If I set hlsSegmentMaxSize and hlsSegmentCount so that hlsSegmentMaxSize * (hlsSegmentCount + 1) < available RAM - some margin then it shouldn't be possible to exhaust the RAM, correct?

yllekz commented 1 year ago

This is happening to me with a Pi camera as well. I'm using almost entirely default settings for the Raspberry Pi Camera other than setting rpiCameraVFlip to true (which doesn't currently work)

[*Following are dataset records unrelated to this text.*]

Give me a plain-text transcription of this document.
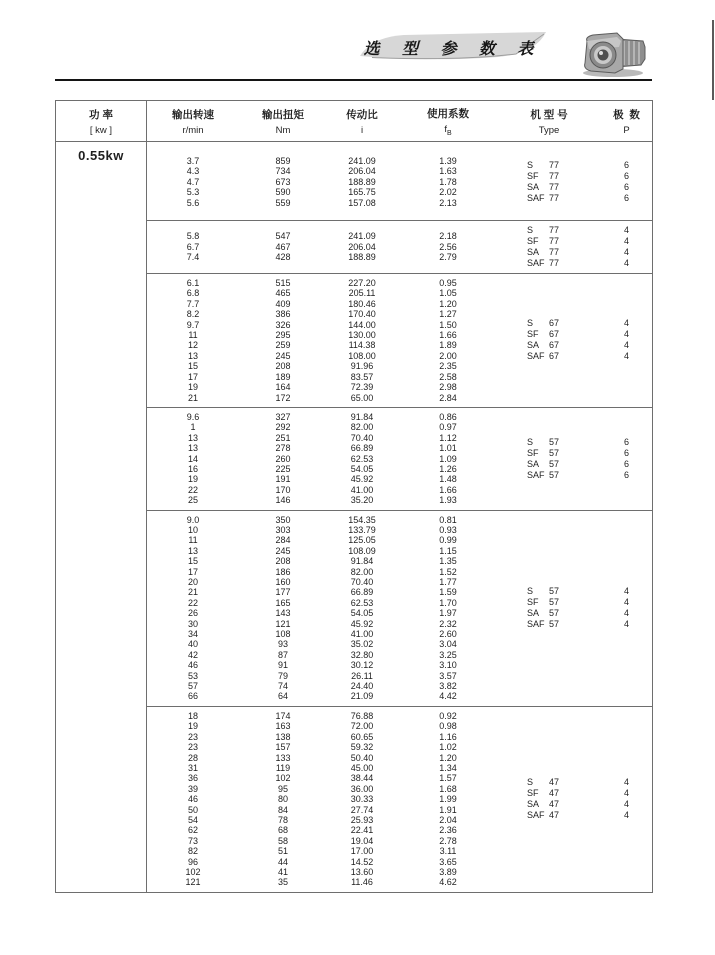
选 型 参 数 表
功 率
[ kw ]
输出转速
r/min
输出扭矩
Nm
传动比
i
使用系数
$f_B$
机 型 号
Type
极  数
P
0.55kw	3.7	859	241.09	1.39
4.3	734	206.04	1.63
4.7	673	188.89	1.78
5.3	590	165.75	2.02
5.6	559	157.08	2.13
S 77	6
SF 77	6
SA 77	6
SAF 77	6
5.8	547	241.09	2.18
6.7	467	206.04	2.56
7.4	428	188.89	2.79
S 77	4
SF 77	4
SA 77	4
SAF 77	4
6.1	515	227.20	0.95
6.8	465	205.11	1.05
7.7	409	180.46	1.20
8.2	386	170.40	1.27
9.7	326	144.00	1.50
11	295	130.00	1.66
12	259	114.38	1.89
13	245	108.00	2.00
15	208	91.96	2.35
17	189	83.57	2.58
19	164	72.39	2.98
21	172	65.00	2.84
S 67	4
SF 67	4
SA 67	4
SAF 67	4
9.6	327	91.84	0.86
1	292	82.00	0.97
13	251	70.40	1.12
13	278	66.89	1.01
14	260	62.53	1.09
16	225	54.05	1.26
19	191	45.92	1.48
22	170	41.00	1.66
25	146	35.20	1.93
S 57	6
SF 57	6
SA 57	6
SAF 57	6
9.0	350	154.35	0.81
10	303	133.79	0.93
11	284	125.05	0.99
13	245	108.09	1.15
15	208	91.84	1.35
17	186	82.00	1.52
20	160	70.40	1.77
21	177	66.89	1.59
22	165	62.53	1.70
26	143	54.05	1.97
30	121	45.92	2.32
34	108	41.00	2.60
40	93	35.02	3.04
42	87	32.80	3.25
46	91	30.12	3.10
53	79	26.11	3.57
57	74	24.40	3.82
66	64	21.09	4.42
S 57	4
SF 57	4
SA 57	4
SAF 57	4
18	174	76.88	0.92
19	163	72.00	0.98
23	138	60.65	1.16
23	157	59.32	1.02
28	133	50.40	1.20
31	119	45.00	1.34
36	102	38.44	1.57
39	95	36.00	1.68
46	80	30.33	1.99
50	84	27.74	1.91
54	78	25.93	2.04
62	68	22.41	2.36
73	58	19.04	2.78
82	51	17.00	3.11
96	44	14.52	3.65
102	41	13.60	3.89
121	35	11.46	4.62
S 47	4
SF 47	4
SA 47	4
SAF 47	4
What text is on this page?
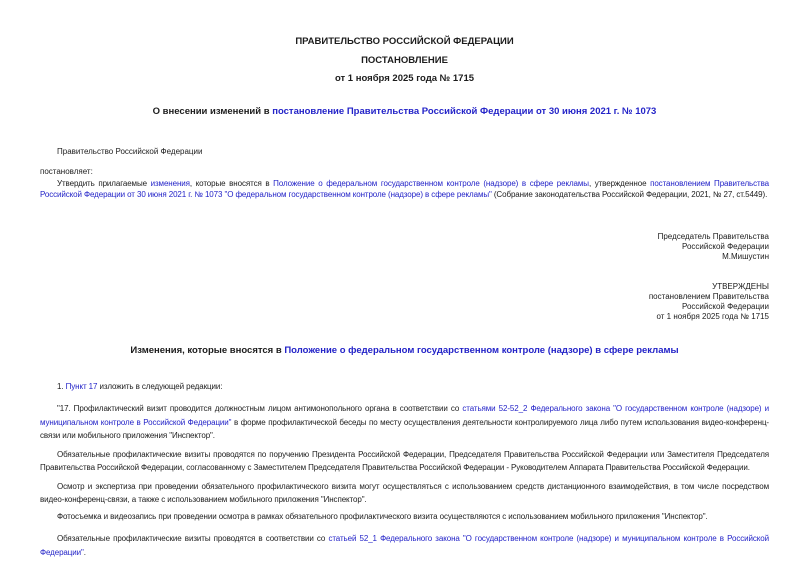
ПРАВИТЕЛЬСТВО РОССИЙСКОЙ ФЕДЕРАЦИИ
ПОСТАНОВЛЕНИЕ
от 1 ноября 2025 года № 1715
О внесении изменений в постановление Правительства Российской Федерации от 30 июня 2021 г. № 1073

Правительство Российской Федерации

постановляет:

Утвердить прилагаемые изменения, которые вносятся в Положение о федеральном государственном контроле (надзоре) в сфере рекламы, утвержденное постановлением Правительства Российской Федерации от 30 июня 2021 г. № 1073 "О федеральном государственном контроле (надзоре) в сфере рекламы" (Собрание законодательства Российской Федерации, 2021, № 27, ст.5449).

Председатель Правительства
Российской Федерации
М.Мишустин
УТВЕРЖДЕНЫ
постановлением Правительства
Российской Федерации
от 1 ноября 2025 года № 1715
Изменения, которые вносятся в Положение о федеральном государственном контроле (надзоре) в сфере рекламы

1. Пункт 17 изложить в следующей редакции:

"17. Профилактический визит проводится должностным лицом антимонопольного органа в соответствии со статьями 52-52_2 Федерального закона "О государственном контроле (надзоре) и муниципальном контроле в Российской Федерации" в форме профилактической беседы по месту осуществления деятельности контролируемого лица либо путем использования видео-конференц-связи или мобильного приложения "Инспектор".

Обязательные профилактические визиты проводятся по поручению Президента Российской Федерации, Председателя Правительства Российской Федерации или Заместителя Председателя Правительства Российской Федерации, согласованному с Заместителем Председателя Правительства Российской Федерации - Руководителем Аппарата Правительства Российской Федерации.

Осмотр и экспертиза при проведении обязательного профилактического визита могут осуществляться с использованием средств дистанционного взаимодействия, в том числе посредством видео-конференц-связи, а также с использованием мобильного приложения "Инспектор".

Фотосъемка и видеозапись при проведении осмотра в рамках обязательного профилактического визита осуществляются с использованием мобильного приложения "Инспектор".

Обязательные профилактические визиты проводятся в соответствии со статьей 52_1 Федерального закона "О государственном контроле (надзоре) и муниципальном контроле в Российской Федерации".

alexfornuto commented 1 year ago

This happens to me on my Pi Zero 1 without HLS, but I get that it's a low-memory device. In order to try to adjust, I'd like to ask: is it system or GPU RAM that affects this issue? Based on the answer, I'll reduce/expand the memory allocated to GPU to try to resolve.

aler9 commented 1 year ago

@alexfornuto from my experience it's the system RAM. The camera also need the GPU RAM but in a fixed quantity, if you perform a quick search you'll find the minimum GPU needed to start the camera. Use that and give the remaining RAM to the system.

github-actions[bot] commented 9 months ago

This issue is being locked automatically because it has been closed for more than 6 months. Please open a new issue in case you encounter a similar problem.